Structural Integrity - The AANC evaluated the use of scarfed patch repairs in solid laminate composites. The study employed both destructive and nondestructive tests on full-scale repaired panels to evaluate the performance of pristine and defective repairs in severe loading conditions. Impact damage was applied to the specimens and subsequently repaired in accordance with manufacturer Structural Repair Manual specifications. Both advanced, wide area inspection techniques and conventional, hand-held inspection methods were applied to a series of test specimens before, during, and after the application of static and fatigue loading conditions. Mechanical tests were conducted to establish the residual strength of the damaged, unrepaired panels as well as the residual strength of the repaired panels. A finite element model was developed to evaluate the stress field within and adjacent to the patch area. The model was capable of evaluating the stresses in each laminate by accounting for the differences in the patch and the parent material properties brought on by the repair installation process. The results of this study are being used to quantify the effectiveness of the scarfed repair process in laminate structures while simultaneously demonstrating the ability of nondestructive inspections to ensure the structural integrity of these repairs over time.

Rotor Hubs: Increasing niche applications, growing international markets, and the emergence of advanced rotorcraft technology are expected to greatly increase the population of helicopters over the next decade. As the helicopter industry adopts the damage tolerance philosophy, the appropriate application of nondestructive inspection (NDI) equipment will play a critical role in managing safety. One such program studied composite rotor hubs. The rotorcraft industry is constantly evaluating new types of lightweight composite materials that not only enhance the safety and reliability of rotor components, but also improve performance and extend operating life as well. Composite rotor hubs have led to the use of bearingless rotor systems that are less complex and require less maintenance than their predecessors.

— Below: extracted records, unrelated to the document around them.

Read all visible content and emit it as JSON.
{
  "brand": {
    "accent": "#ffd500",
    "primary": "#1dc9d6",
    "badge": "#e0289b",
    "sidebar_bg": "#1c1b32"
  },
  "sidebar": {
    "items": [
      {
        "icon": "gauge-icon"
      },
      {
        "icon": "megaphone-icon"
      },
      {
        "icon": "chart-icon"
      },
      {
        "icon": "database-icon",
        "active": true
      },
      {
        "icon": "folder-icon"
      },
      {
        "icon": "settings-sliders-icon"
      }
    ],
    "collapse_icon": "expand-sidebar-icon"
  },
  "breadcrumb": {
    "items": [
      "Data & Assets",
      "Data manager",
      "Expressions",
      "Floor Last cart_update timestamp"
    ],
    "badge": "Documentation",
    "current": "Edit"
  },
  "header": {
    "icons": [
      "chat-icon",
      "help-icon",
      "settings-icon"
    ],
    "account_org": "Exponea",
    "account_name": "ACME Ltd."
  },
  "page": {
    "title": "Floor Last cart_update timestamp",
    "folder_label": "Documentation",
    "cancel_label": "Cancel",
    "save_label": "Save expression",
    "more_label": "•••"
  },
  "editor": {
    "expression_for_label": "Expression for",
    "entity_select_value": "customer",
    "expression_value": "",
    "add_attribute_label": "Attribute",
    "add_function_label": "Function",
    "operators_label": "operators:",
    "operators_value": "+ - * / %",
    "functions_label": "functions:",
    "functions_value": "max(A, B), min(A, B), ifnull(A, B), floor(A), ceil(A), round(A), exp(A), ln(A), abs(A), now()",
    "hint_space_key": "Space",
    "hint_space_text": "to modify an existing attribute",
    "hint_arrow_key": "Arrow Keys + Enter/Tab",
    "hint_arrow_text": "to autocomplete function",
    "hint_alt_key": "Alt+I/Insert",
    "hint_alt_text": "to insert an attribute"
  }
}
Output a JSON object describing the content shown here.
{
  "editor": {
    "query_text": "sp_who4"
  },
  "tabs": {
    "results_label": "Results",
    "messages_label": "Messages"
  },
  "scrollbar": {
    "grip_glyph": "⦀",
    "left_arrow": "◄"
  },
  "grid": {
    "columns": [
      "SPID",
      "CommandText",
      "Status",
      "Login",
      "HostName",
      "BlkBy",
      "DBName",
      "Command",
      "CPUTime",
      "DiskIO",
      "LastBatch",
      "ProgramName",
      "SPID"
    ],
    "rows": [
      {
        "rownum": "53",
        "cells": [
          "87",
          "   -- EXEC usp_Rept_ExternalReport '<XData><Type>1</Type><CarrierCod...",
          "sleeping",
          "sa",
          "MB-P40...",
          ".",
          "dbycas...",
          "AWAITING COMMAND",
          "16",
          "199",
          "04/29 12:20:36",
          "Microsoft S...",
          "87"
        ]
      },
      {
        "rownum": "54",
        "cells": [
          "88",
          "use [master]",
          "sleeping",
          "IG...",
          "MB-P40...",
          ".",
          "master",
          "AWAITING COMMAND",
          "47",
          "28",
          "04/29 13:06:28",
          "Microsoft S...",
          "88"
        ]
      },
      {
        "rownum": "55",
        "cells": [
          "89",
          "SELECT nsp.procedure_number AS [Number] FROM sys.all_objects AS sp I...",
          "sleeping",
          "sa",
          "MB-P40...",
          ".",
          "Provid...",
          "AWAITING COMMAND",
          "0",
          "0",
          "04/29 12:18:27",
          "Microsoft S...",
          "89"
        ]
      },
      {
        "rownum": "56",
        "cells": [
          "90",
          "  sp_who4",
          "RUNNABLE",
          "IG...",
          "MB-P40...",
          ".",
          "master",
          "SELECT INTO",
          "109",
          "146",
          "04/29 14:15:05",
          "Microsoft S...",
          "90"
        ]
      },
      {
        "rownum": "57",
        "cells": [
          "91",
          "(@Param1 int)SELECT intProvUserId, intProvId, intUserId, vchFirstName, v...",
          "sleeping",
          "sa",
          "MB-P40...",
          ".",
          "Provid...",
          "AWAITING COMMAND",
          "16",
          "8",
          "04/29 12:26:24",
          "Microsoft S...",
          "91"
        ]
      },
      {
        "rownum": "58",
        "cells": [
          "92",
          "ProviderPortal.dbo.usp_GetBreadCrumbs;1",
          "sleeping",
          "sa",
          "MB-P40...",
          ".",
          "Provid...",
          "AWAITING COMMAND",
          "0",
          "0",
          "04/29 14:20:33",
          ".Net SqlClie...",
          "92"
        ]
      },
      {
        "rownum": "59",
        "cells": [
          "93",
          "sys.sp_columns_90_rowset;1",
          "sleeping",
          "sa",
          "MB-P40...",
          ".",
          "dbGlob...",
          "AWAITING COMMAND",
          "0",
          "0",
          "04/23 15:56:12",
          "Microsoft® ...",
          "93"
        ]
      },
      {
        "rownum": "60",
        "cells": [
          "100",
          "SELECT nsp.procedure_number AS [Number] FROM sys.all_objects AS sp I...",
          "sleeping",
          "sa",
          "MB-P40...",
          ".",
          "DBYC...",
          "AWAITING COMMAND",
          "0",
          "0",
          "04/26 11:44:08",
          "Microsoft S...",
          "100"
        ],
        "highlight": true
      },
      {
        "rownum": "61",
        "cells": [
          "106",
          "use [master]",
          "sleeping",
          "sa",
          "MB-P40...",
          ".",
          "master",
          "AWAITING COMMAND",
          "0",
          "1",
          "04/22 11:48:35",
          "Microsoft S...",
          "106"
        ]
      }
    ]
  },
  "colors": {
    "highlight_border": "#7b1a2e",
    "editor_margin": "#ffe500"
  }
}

The AANC developed a test facility that allows the structural stability and damage tolerance of composite hubs to be evaluated using realistic flight load spectra of centrifugal force (CF) and bending loads. NDI was integrated into the life-cycle fatigue tests in order to evaluate flaw detection sensitivity simultaneously with residual strength and general rotor hub performance. This program studied the evolving use of damage tolerance analysis (DTA) to direct and improve rotorcraft maintenance along with the related use of nondestructive inspections to manage helicopter safety. Overall, the data from this project provided information to improve the manufacture, inspection, and cost effectiveness of rotorcraft components.